Edit: Izzy Kaminska recently had a, as always, solid and less snarky summary at https://www.financialsense.com/blog/21379/redollarization-an...
rhubarbtree|5 months ago
The bonds are sold en masse, and the value of those bonds will be hit, driving up gov borrowing costs (plus they just lost a source of demand), meaning the stablecoin “bank” could be bankrupt, right?
With stable coins you’re really trusting a private company to invest your money in a way that is robust to a drop in confidence. Isn’t this high risk? If a coin gets large enough, is it a threat to government solvency?
brunohaid|5 months ago
But I guess we will find out in a 2027 Bessent presser announcing the Fed stepping in.
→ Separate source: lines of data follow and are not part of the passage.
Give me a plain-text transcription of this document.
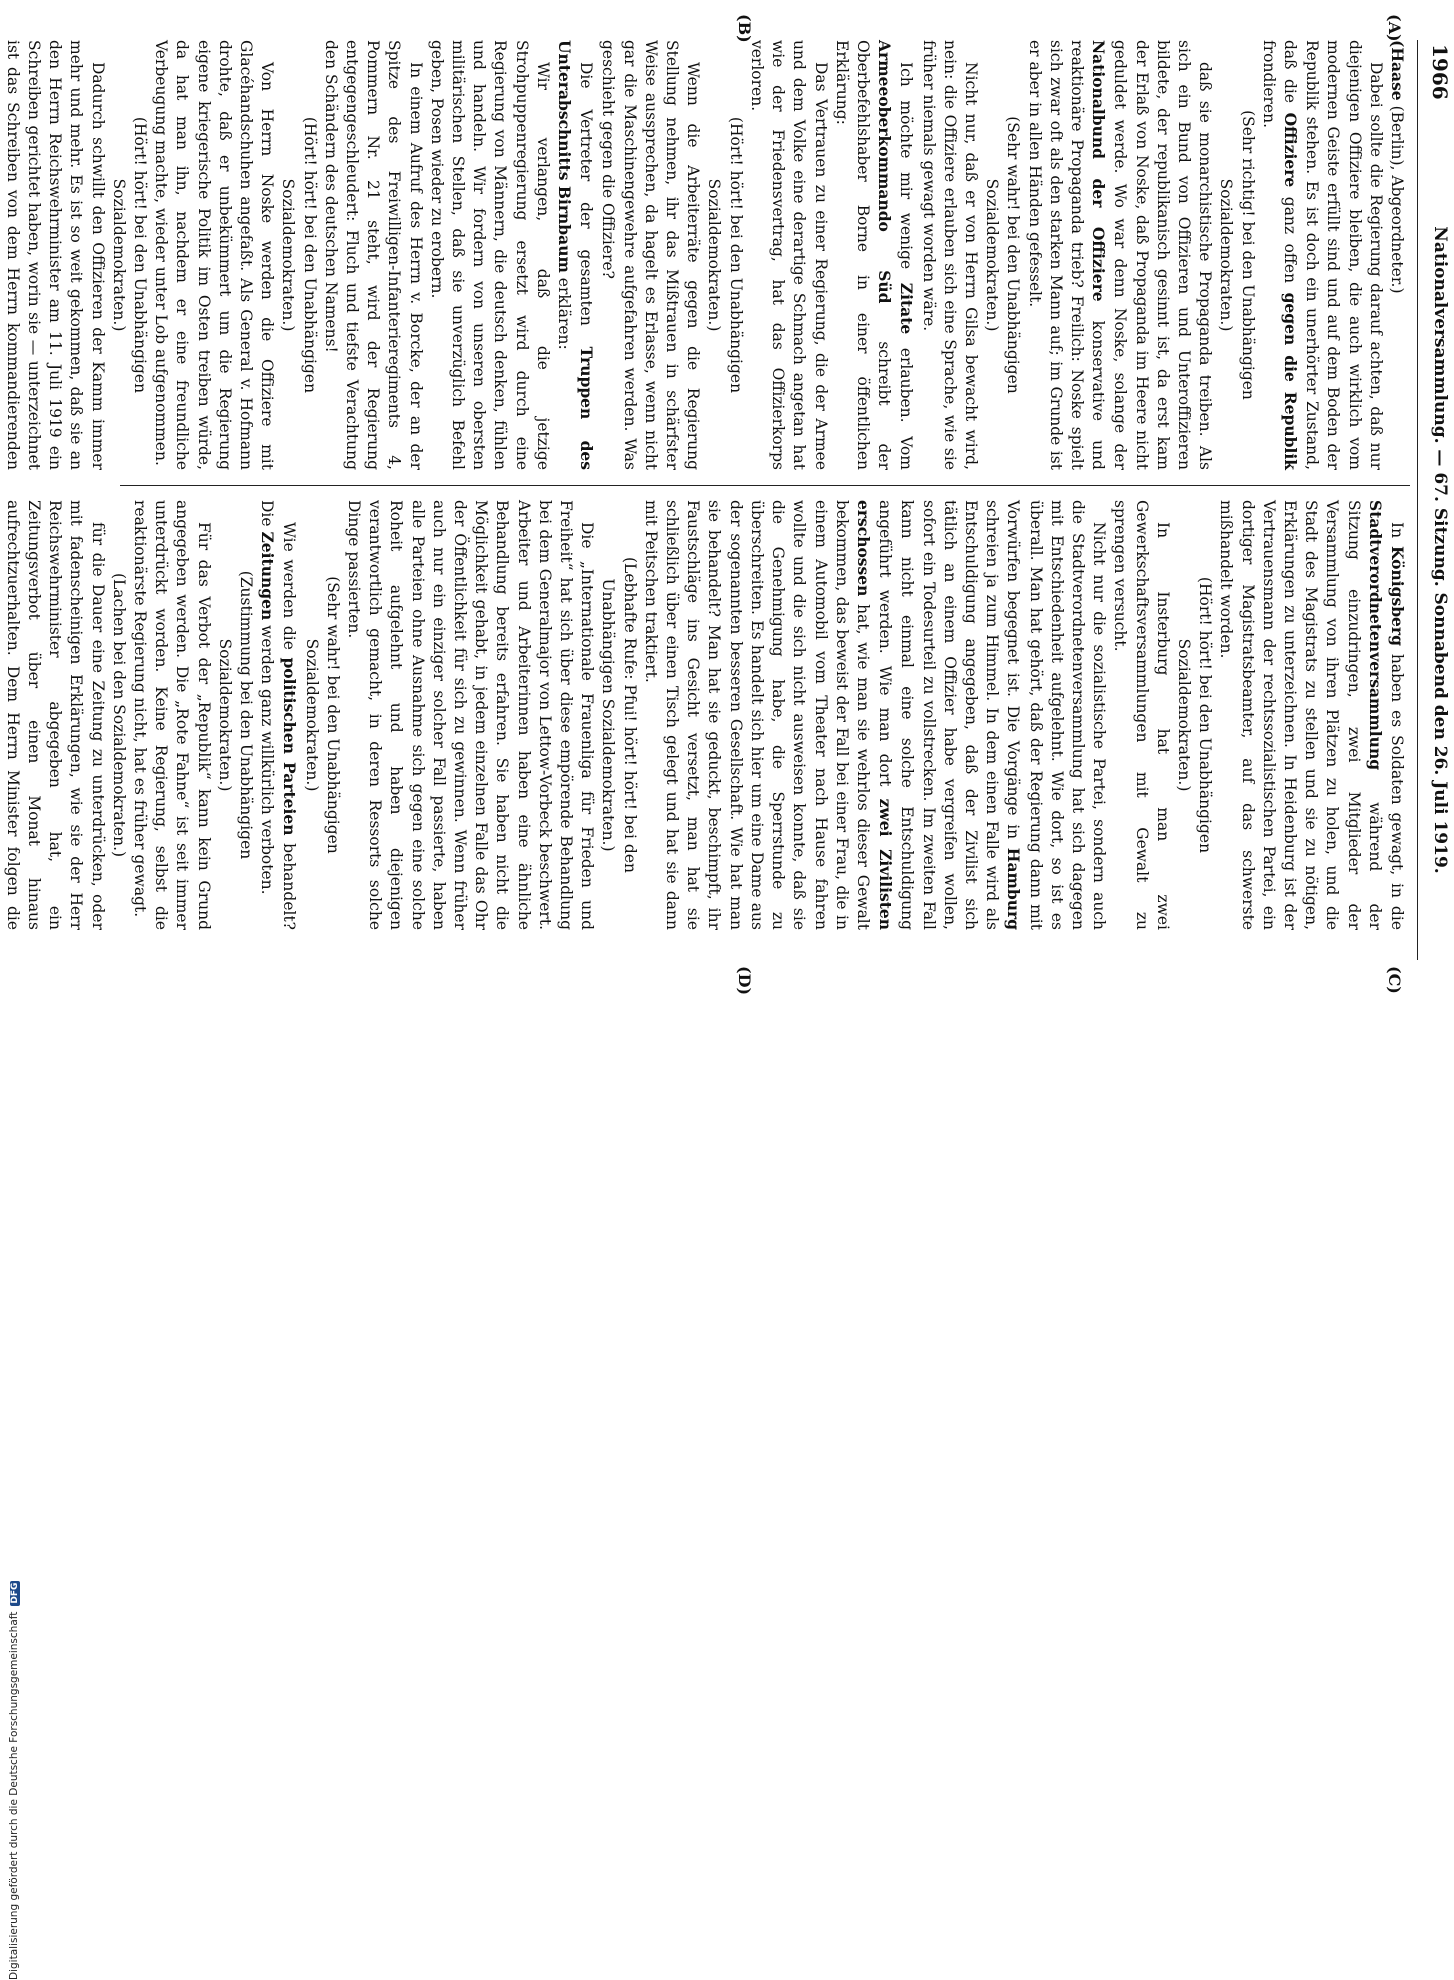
1966
Nationalversammlung. — 67. Sitzung. Sonnabend den 26. Juli 1919.
(A)
(B)
(C)
(D)

(Haase (Berlin), Abgeordneter.)

Dabei sollte die Regierung darauf achten, daß nur diejenigen Offiziere bleiben, die auch wirklich vom modernen Geiste erfüllt sind und auf dem Boden der Republik stehen. Es ist doch ein unerhörter Zustand, daß die Offiziere ganz offen gegen die Republik frondieren.

(Sehr richtig! bei den Unabhängigen Sozialdemokraten.)

daß sie monarchistische Propaganda treiben. Als sich ein Bund von Offizieren und Unteroffizieren bildete, der republikanisch gesinnt ist, da erst kam der Erlaß von Noske, daß Propaganda im Heere nicht geduldet werde. Wo war denn Noske, solange der Nationalbund der Offiziere konservative und reaktionäre Propaganda trieb? Freilich: Noske spielt sich zwar oft als den starken Mann auf; im Grunde ist er aber in allen Händen gefesselt.

(Sehr wahr! bei den Unabhängigen Sozialdemokraten.)

Nicht nur, daß er von Herrn Gilsa bewacht wird, nein: die Offiziere erlauben sich eine Sprache, wie sie früher niemals gewagt worden wäre.

Ich möchte mir wenige Zitate erlauben. Vom Armeeoberkommando Süd schreibt der Oberbefehlshaber Borne in einer öffentlichen Erklärung:

Das Vertrauen zu einer Regierung, die der Armee und dem Volke eine derartige Schmach angetan hat wie der Friedensvertrag, hat das Offizierkorps verloren.

(Hört! hört! bei den Unabhängigen Sozialdemokraten.)

Wenn die Arbeiterräte gegen die Regierung Stellung nehmen, ihr das Mißtrauen in schärfster Weise aussprechen, da hagelt es Erlasse, wenn nicht gar die Maschinengewehre aufgefahren werden. Was geschieht gegen die Offiziere?

Die Vertreter der gesamten Truppen des Unterabschnitts Birnbaum erklären:

Wir verlangen, daß die jetzige Strohpuppenregierung ersetzt wird durch eine Regierung von Männern, die deutsch denken, fühlen und handeln. Wir fordern von unseren obersten militärischen Stellen, daß sie unverzüglich Befehl geben, Posen wieder zu erobern.

In einem Aufruf des Herrn v. Borcke, der an der Spitze des Freiwilligen-Infanterieregiments 4, Pommern Nr. 21 steht, wird der Regierung entgegengeschleudert: Fluch und tiefste Verachtung den Schändern des deutschen Namens!

(Hört! hört! bei den Unabhängigen Sozialdemokraten.)

Von Herrn Noske werden die Offiziere mit Glacéhandschuhen angefaßt. Als General v. Hofmann drohte, daß er unbekümmert um die Regierung eigene kriegerische Politik im Osten treiben würde, da hat man ihn, nachdem er eine freundliche Verbeugung machte, wieder unter Lob aufgenommen.

(Hört! hört! bei den Unabhängigen Sozialdemokraten.)

Dadurch schwillt den Offizieren der Kamm immer mehr und mehr. Es ist so weit gekommen, daß sie an den Herrn Reichswehrminister am 11. Juli 1919 ein Schreiben gerichtet haben, worin sie — unterzeichnet ist das Schreiben von dem Herrn kommandierenden

In Königsberg haben es Soldaten gewagt, in die Stadtverordnetenversammlung während der Sitzung einzudringen, zwei Mitglieder der Versammlung von ihren Plätzen zu holen, und die Stadt des Magistrats zu stellen und sie zu nötigen, Erklärungen zu unterzeichnen. In Heidenburg ist der Vertrauensmann der rechtssozialistischen Partei, ein dortiger Magistratsbeamter, auf das schwerste mißhandelt worden.

(Hört! hört! bei den Unabhängigen Sozialdemokraten.)

In Insterburg hat man zwei Gewerkschaftsversammlungen mit Gewalt zu sprengen versucht.

Nicht nur die sozialistische Partei, sondern auch die Stadtverordnetenversammlung hat sich dagegen mit Entschiedenheit aufgelehnt. Wie dort, so ist es überall. Man hat gehört, daß der Regierung dann mit Vorwürfen begegnet ist. Die Vorgänge in Hamburg schreien ja zum Himmel. In dem einen Falle wird als Entschuldigung angegeben, daß der Zivilist sich tätlich an einem Offizier habe vergreifen wollen, sofort ein Todesurteil zu vollstrecken. Im zweiten Fall kann nicht einmal eine solche Entschuldigung angeführt werden. Wie man dort zwei Zivilisten erschossen hat, wie man sie wehrlos dieser Gewalt bekommen, das beweist der Fall bei einer Frau, die in einem Automobil vom Theater nach Hause fahren wollte und die sich nicht ausweisen konnte, daß sie die Genehmigung habe, die Sperrstunde zu überschreiten. Es handelt sich hier um eine Dame aus der sogenannten besseren Gesellschaft. Wie hat man sie behandelt? Man hat sie geduckt, beschimpft, ihr Faustschläge ins Gesicht versetzt, man hat sie schließlich über einen Tisch gelegt und hat sie dann mit Peitschen traktiert.

(Lebhafte Rufe: Pfui! hört! hört! bei den Unabhängigen Sozialdemokraten.)

Die „Internationale Frauenliga für Frieden und Freiheit“ hat sich über diese empörende Behandlung bei dem Generalmajor von Lettow-Vorbeck beschwert. Arbeiter und Arbeiterinnen haben eine ähnliche Behandlung bereits erfahren. Sie haben nicht die Möglichkeit gehabt, in jedem einzelnen Falle das Ohr der Öffentlichkeit für sich zu gewinnen. Wenn früher auch nur ein einziger solcher Fall passierte, haben alle Parteien ohne Ausnahme sich gegen eine solche Roheit aufgelehnt und haben diejenigen verantwortlich gemacht, in deren Ressorts solche Dinge passierten.

(Sehr wahr! bei den Unabhängigen Sozialdemokraten.)

Wie werden die politischen Parteien behandelt? Die Zeitungen werden ganz willkürlich verboten.

(Zustimmung bei den Unabhängigen Sozialdemokraten.)

Für das Verbot der „Republik“ kann kein Grund angegeben werden. Die „Rote Fahne“ ist seit immer unterdrückt worden. Keine Regierung, selbst die reaktionärste Regierung nicht, hat es früher gewagt.

(Lachen bei den Sozialdemokraten.)

für die Dauer eine Zeitung zu unterdrücken, oder mit fadenscheinigen Erklärungen, wie sie der Herr Reichswehrminister abgegeben hat, ein Zeitungsverbot über einen Monat hinaus aufrechtzuerhalten. Dem Herrn Minister folgen die

Digitalisierung gefördert durch die Deutsche ForschungsgemeinschaftDFG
More serious answer: the bigger risk is trusting SV types to be content with a couple of percent in spread, and not starting to pull all kind of shenanigans to juice returns to a point where it becomes much harder to bail them out vs just taking back the treasuries.
US government solvency seems, as crazy as it sounds, less of an issue, as evidenced by the brief tantrums with absolutely no real effects beyond a couple of protesting headlines in the recent months. Where else are people around the world going to put their money? But as gifted as the current gov crew is at turning privilege into disaster, we're probably going to find out soon enough if there are any actual limits to that.
m00dy|5 months ago
Second, Tether is not a regulated stablecoin in United States.